= Acoustic model =

An acoustic model is used in automatic speech recognition to represent the relationship between an audio signal and the phonemes or other linguistic units that make up speech. The model is learned from a set of audio recordings and their corresponding transcripts. It is created by taking audio recordings of speech, and their text transcriptions, and using software to create statistical representations of the sounds that make up each word.

== Background ==
Modern speech recognition systems use both an acoustic model and a language model to represent the statistical properties of speech. The acoustic model models the relationship between the audio signal and the phonetic units in the language. The language model is responsible for modeling the word sequences in the language. These two models are combined to get the top-ranked word sequences corresponding to a given audio segment.

Most modern speech recognition systems operate on the audio in small chunks known as frames with an approximate duration of 10ms per frame. The raw audio signal from each frame can be transformed by applying the mel-frequency cepstrum. The coefficients from this transformation are commonly known as mel-frequency cepstral coefficients (MFCCs) and are used as an input to the acoustic model along with other features.

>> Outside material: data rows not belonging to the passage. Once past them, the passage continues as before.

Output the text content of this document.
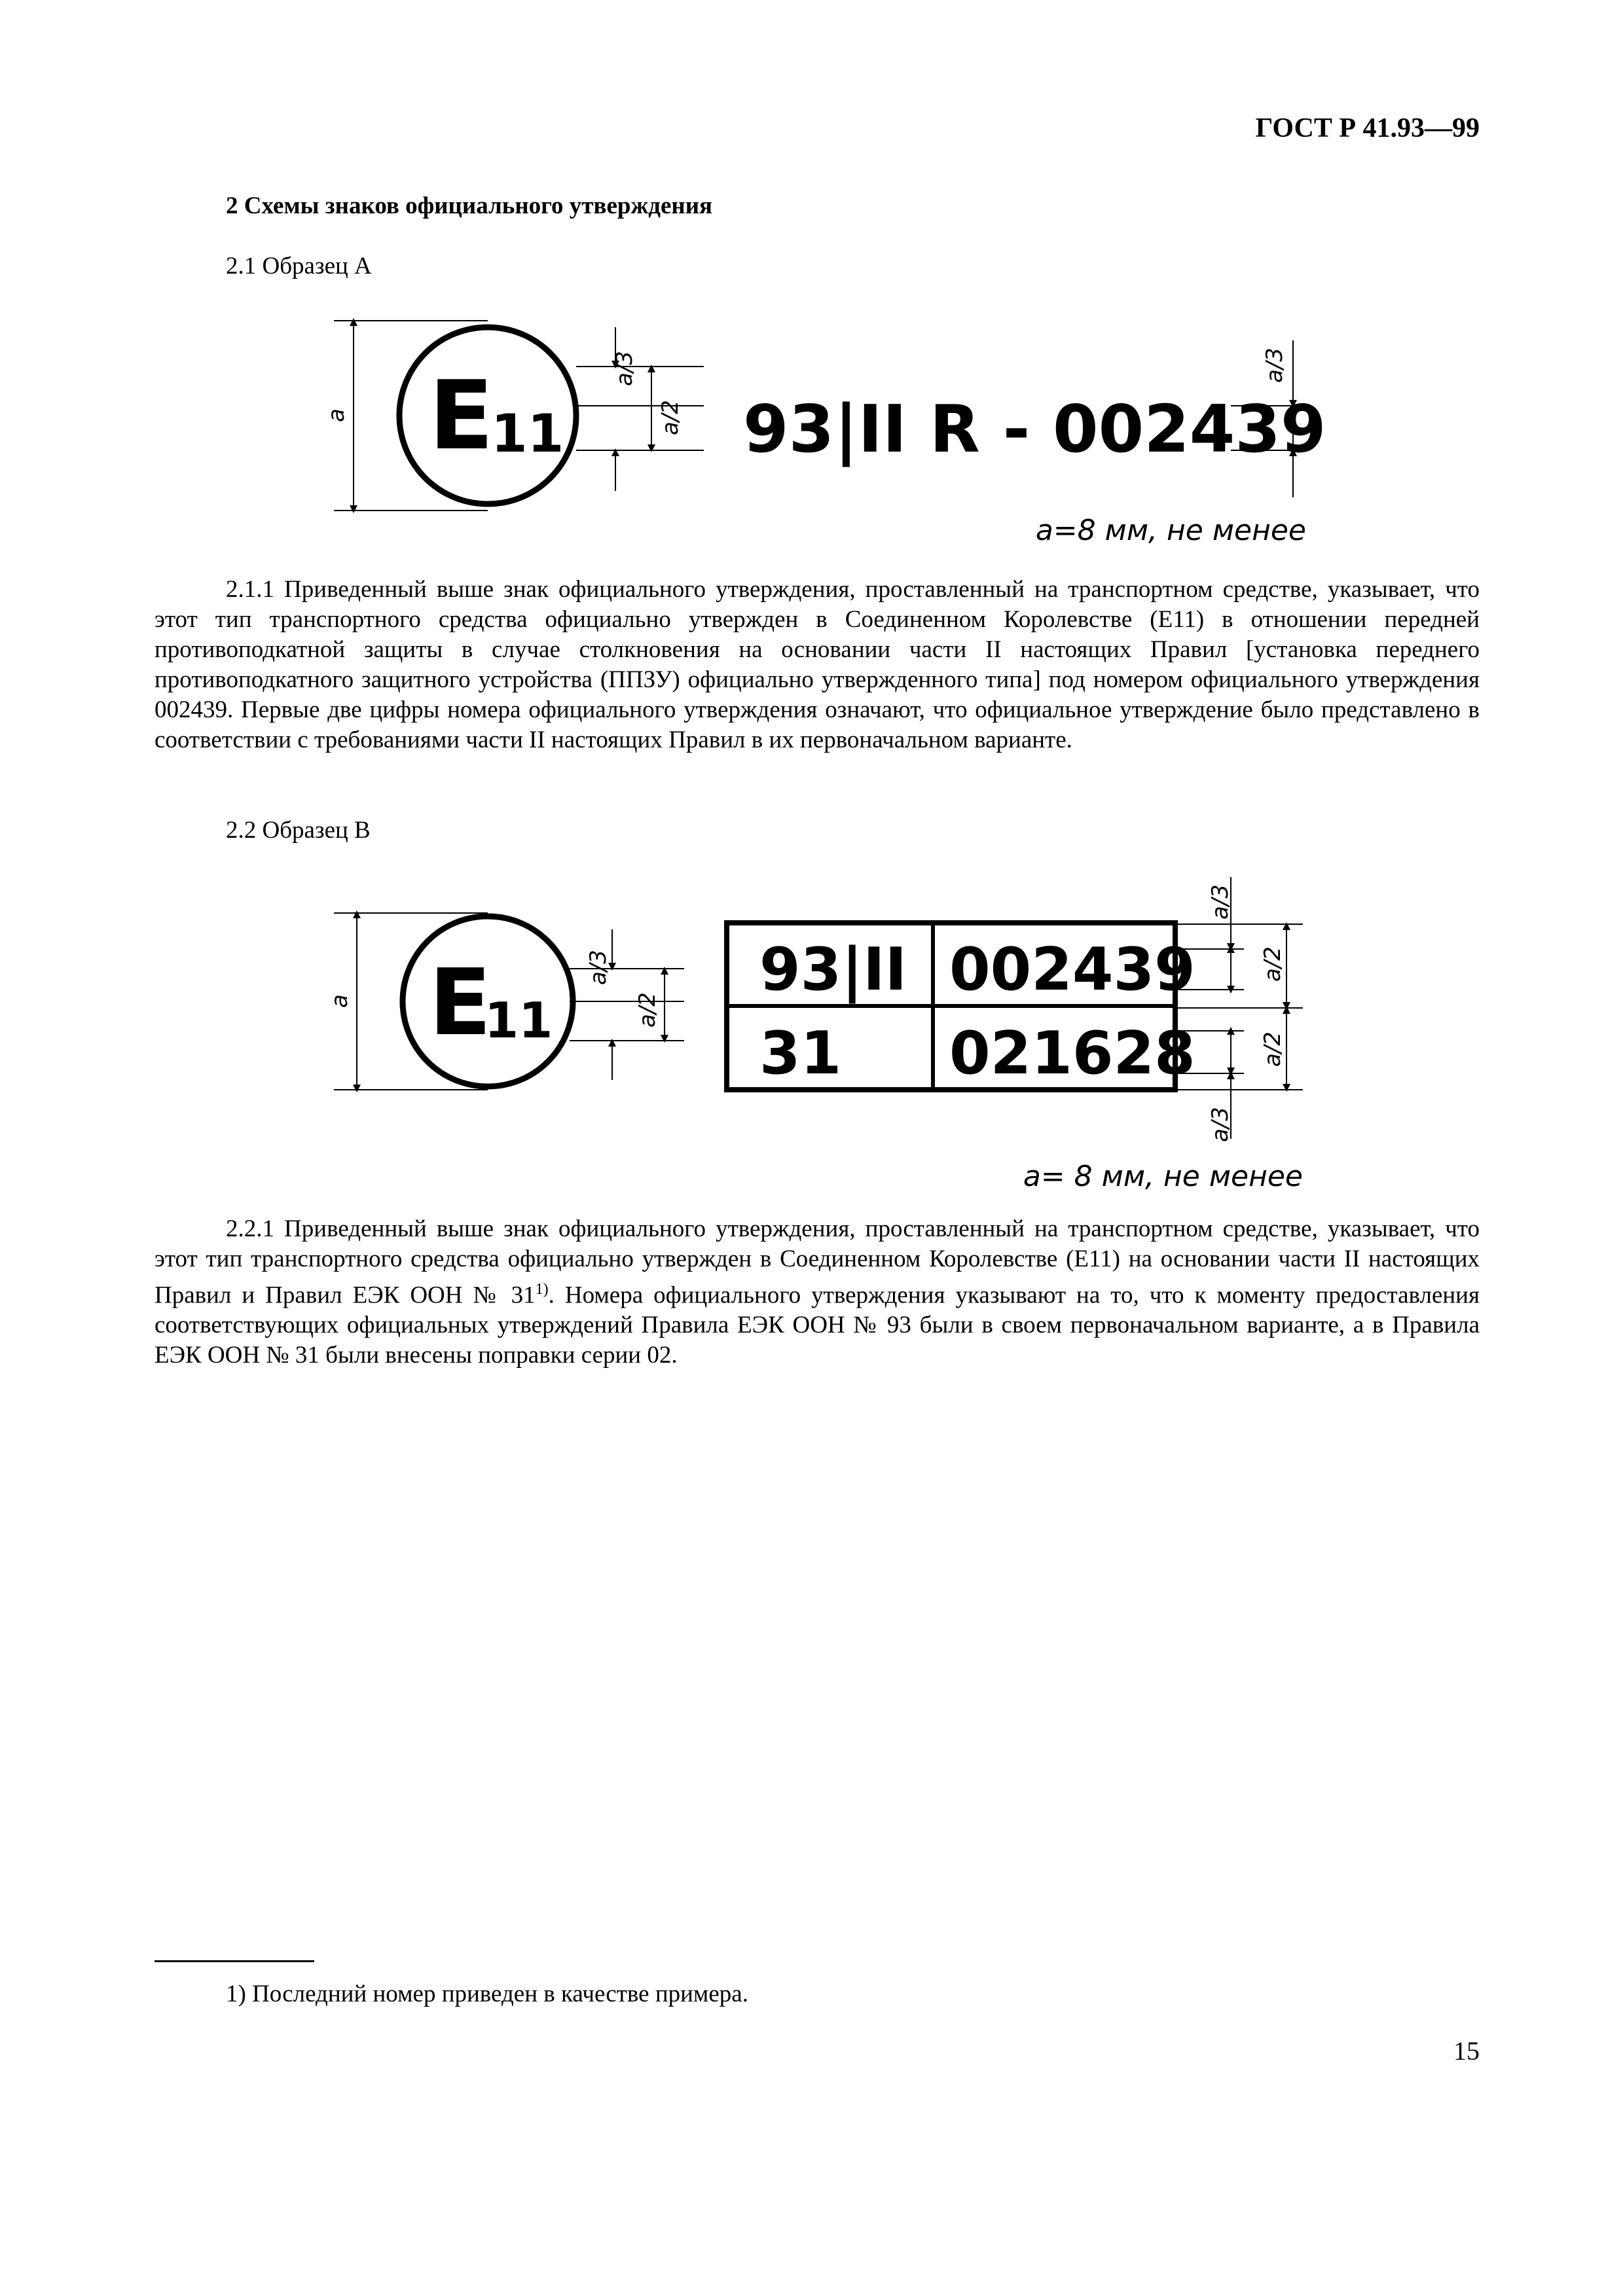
ГОСТ Р 41.93—99
2 Схемы знаков официального утверждения
2.1 Образец A
E
11
a
a/3
a/2 93|II R - 002439
a/3
a=8 мм, не менее

2.1.1 Приведенный выше знак официального утверждения, проставленный на транспортном средстве, указывает, что этот тип транспортного средства официально утвержден в Соединенном Королевстве (E11) в отношении передней противоподкатной защиты в случае столкновения на основании части II настоящих Правил [установка переднего противоподкатного защитного устройства (ППЗУ) официально утвержденного типа] под номером официального утверждения 002439. Первые две цифры номера официального утверждения означают, что официальное утверждение было представлено в соответствии с требованиями части II настоящих Правил в их первоначальном варианте.

2.2 Образец B
E
11
a
a/3
a/2
93|II 002439
31 021628
a/3
a/3
a/2
a/2
a= 8 мм, не менее

2.2.1 Приведенный выше знак официального утверждения, проставленный на транспортном средстве, указывает, что этот тип транспортного средства официально утвержден в Соединенном Королевстве (E11) на основании части II настоящих Правил и Правил ЕЭК ООН № 31$^{1)}$. Номера официального утверждения указывают на то, что к моменту предоставления соответствующих официальных утверждений Правила ЕЭК ООН № 93 были в своем первоначальном варианте, а в Правила ЕЭК ООН № 31 были внесены поправки серии 02.

1) Последний номер приведен в качестве примера.
15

Recently, the use of convolutional neural networks has led to major improvements in acoustic modeling.

== Speech audio characteristics ==
Audio can be encoded at different sampling rates (i.e. samples per second – the most common being: 8, 16, 32, 44.1, 48, and 96 kHz), and different bits per sample (the most common being: 8-bits, 16-bits, 24-bits or 32-bits). Speech recognition engines work best if the acoustic model they use was trained with speech audio which was recorded at the same sampling rate/bits per sample as the speech being recognized.

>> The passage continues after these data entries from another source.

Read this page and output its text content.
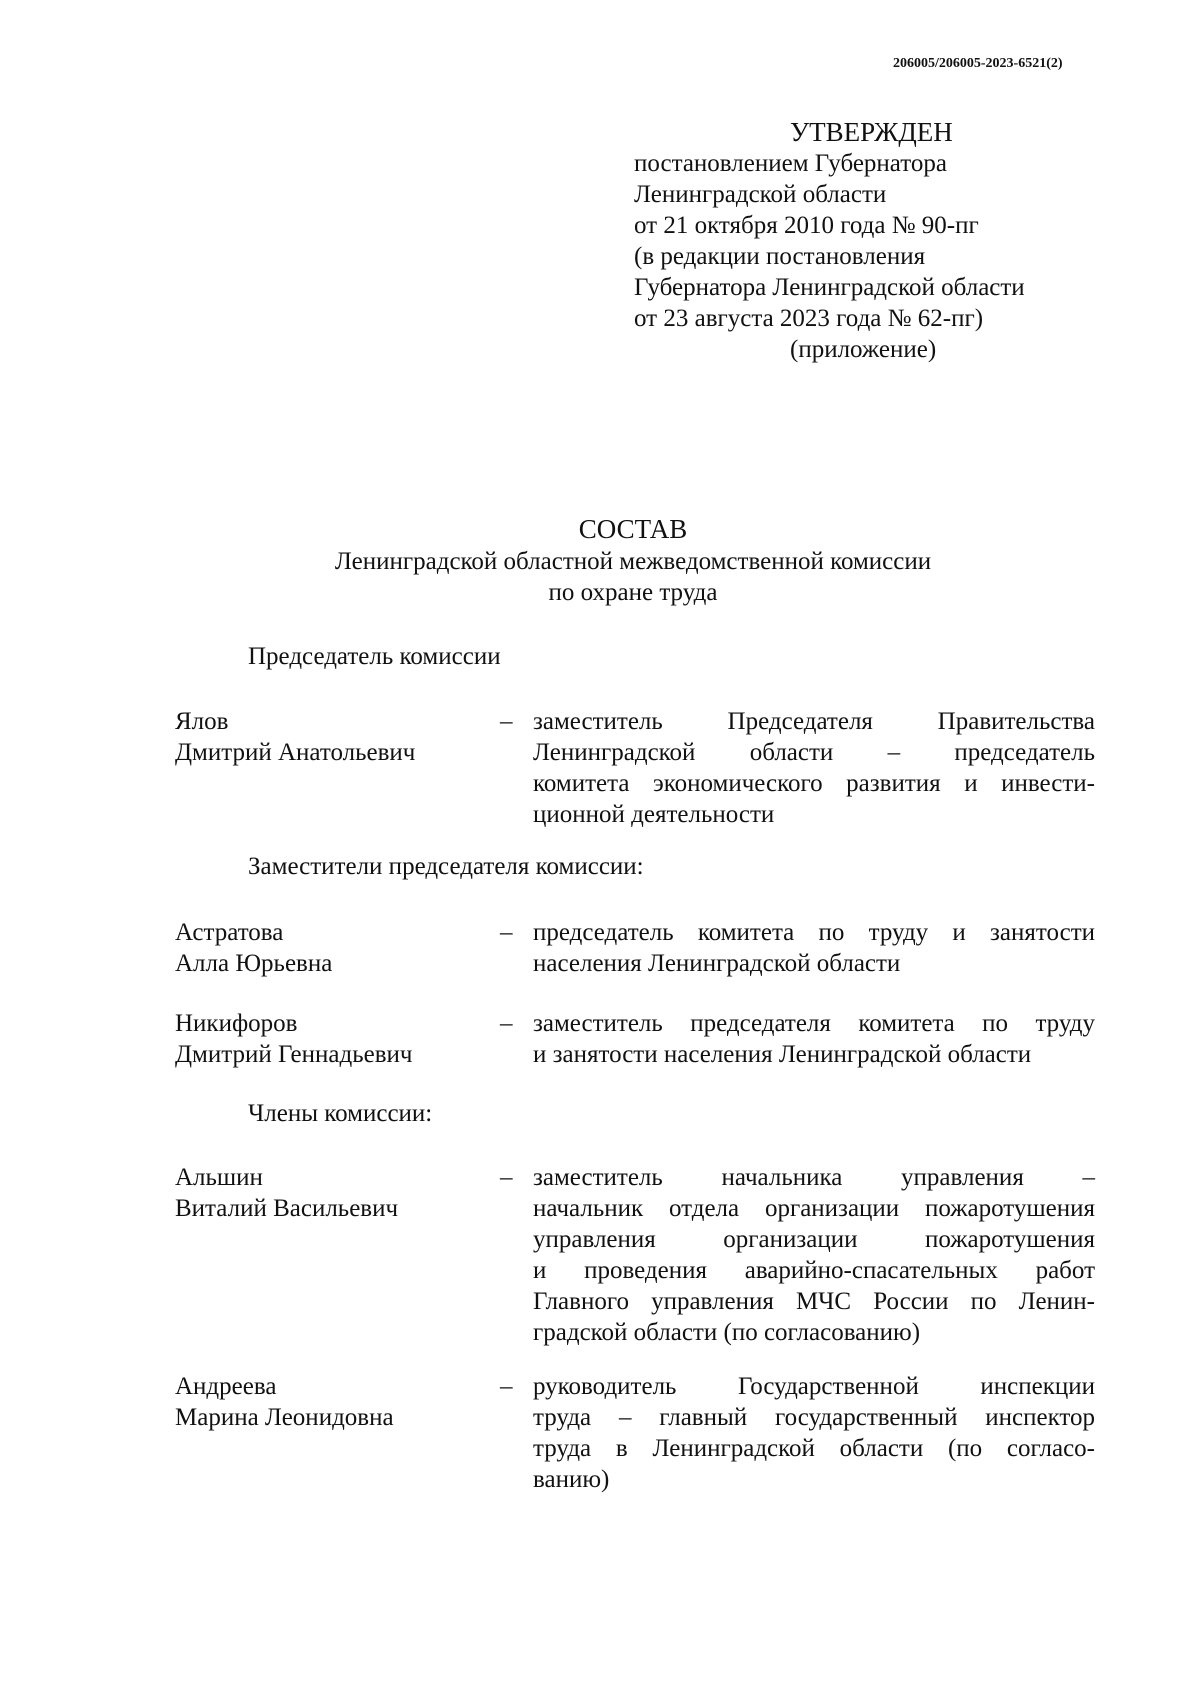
206005/206005-2023-6521(2)
УТВЕРЖДЕН
постановлением Губернатора
Ленинградской области
от 21 октября 2010 года № 90-пг
(в редакции постановления
Губернатора Ленинградской области
от 23 августа 2023 года № 62-пг)
(приложение)
СОСТАВ
Ленинградской областной межведомственной комиссии
по охране труда
Председатель комиссии
Ялов
Дмитрий Анатольевич
– заместитель Председателя Правительства
Ленинградской области – председатель
комитета экономического развития и инвести-
ционной деятельности
Заместители председателя комиссии:
Астратова
Алла Юрьевна
– председатель комитета по труду и занятости
населения Ленинградской области
Никифоров
Дмитрий Геннадьевич
– заместитель председателя комитета по труду
и занятости населения Ленинградской области
Члены комиссии:
Альшин
Виталий Васильевич
– заместитель начальника управления –
начальник отдела организации пожаротушения
управления организации пожаротушения
и проведения аварийно-спасательных работ
Главного управления МЧС России по Ленин-
градской области (по согласованию)
Андреева
Марина Леонидовна
– руководитель Государственной инспекции
труда – главный государственный инспектор
труда в Ленинградской области (по согласо-
ванию)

== Telephony-based speech recognition ==
The limiting factor for telephony based speech recognition is the bandwidth at which speech can be transmitted. For example, a standard land-line telephone only has a bandwidth of 64 kbit/s at a sampling rate of 8 kHz and 8-bits per sample (8000 samples per second * 8-bits per sample = 64000 bit/s). Therefore, for telephony based speech recognition, acoustic models should be trained with 8 kHz/8-bit speech audio files.

In the case of voice over IP, the codec determines the sampling rate/bits per sample of speech transmission. Codecs with a higher sampling rate/bits per sample for speech transmission (which improve the sound quality) necessitate acoustic models trained with audio data that matches that sampling rate/bits per sample.

== Desktop-based speech recognition ==
For speech recognition on a standard desktop PC, the limiting factor is the sound card. Most sound cards today can record at sampling rates of between 16–48 kHz of audio, with bit rates of 8- to 16-bits per sample, and playback at up to 96 kHz.

As a general rule, a speech recognition engine works better with acoustic models trained with speech audio data recorded at higher sampling rates/bits per sample. But using audio with too high a sampling rate/bits per sample can slow the recognition engine down. A compromise is needed. Thus for desktop speech recognition, the current standard is acoustic models trained with speech audio data recorded at sampling rates of 16 kHz/16 bits per sample.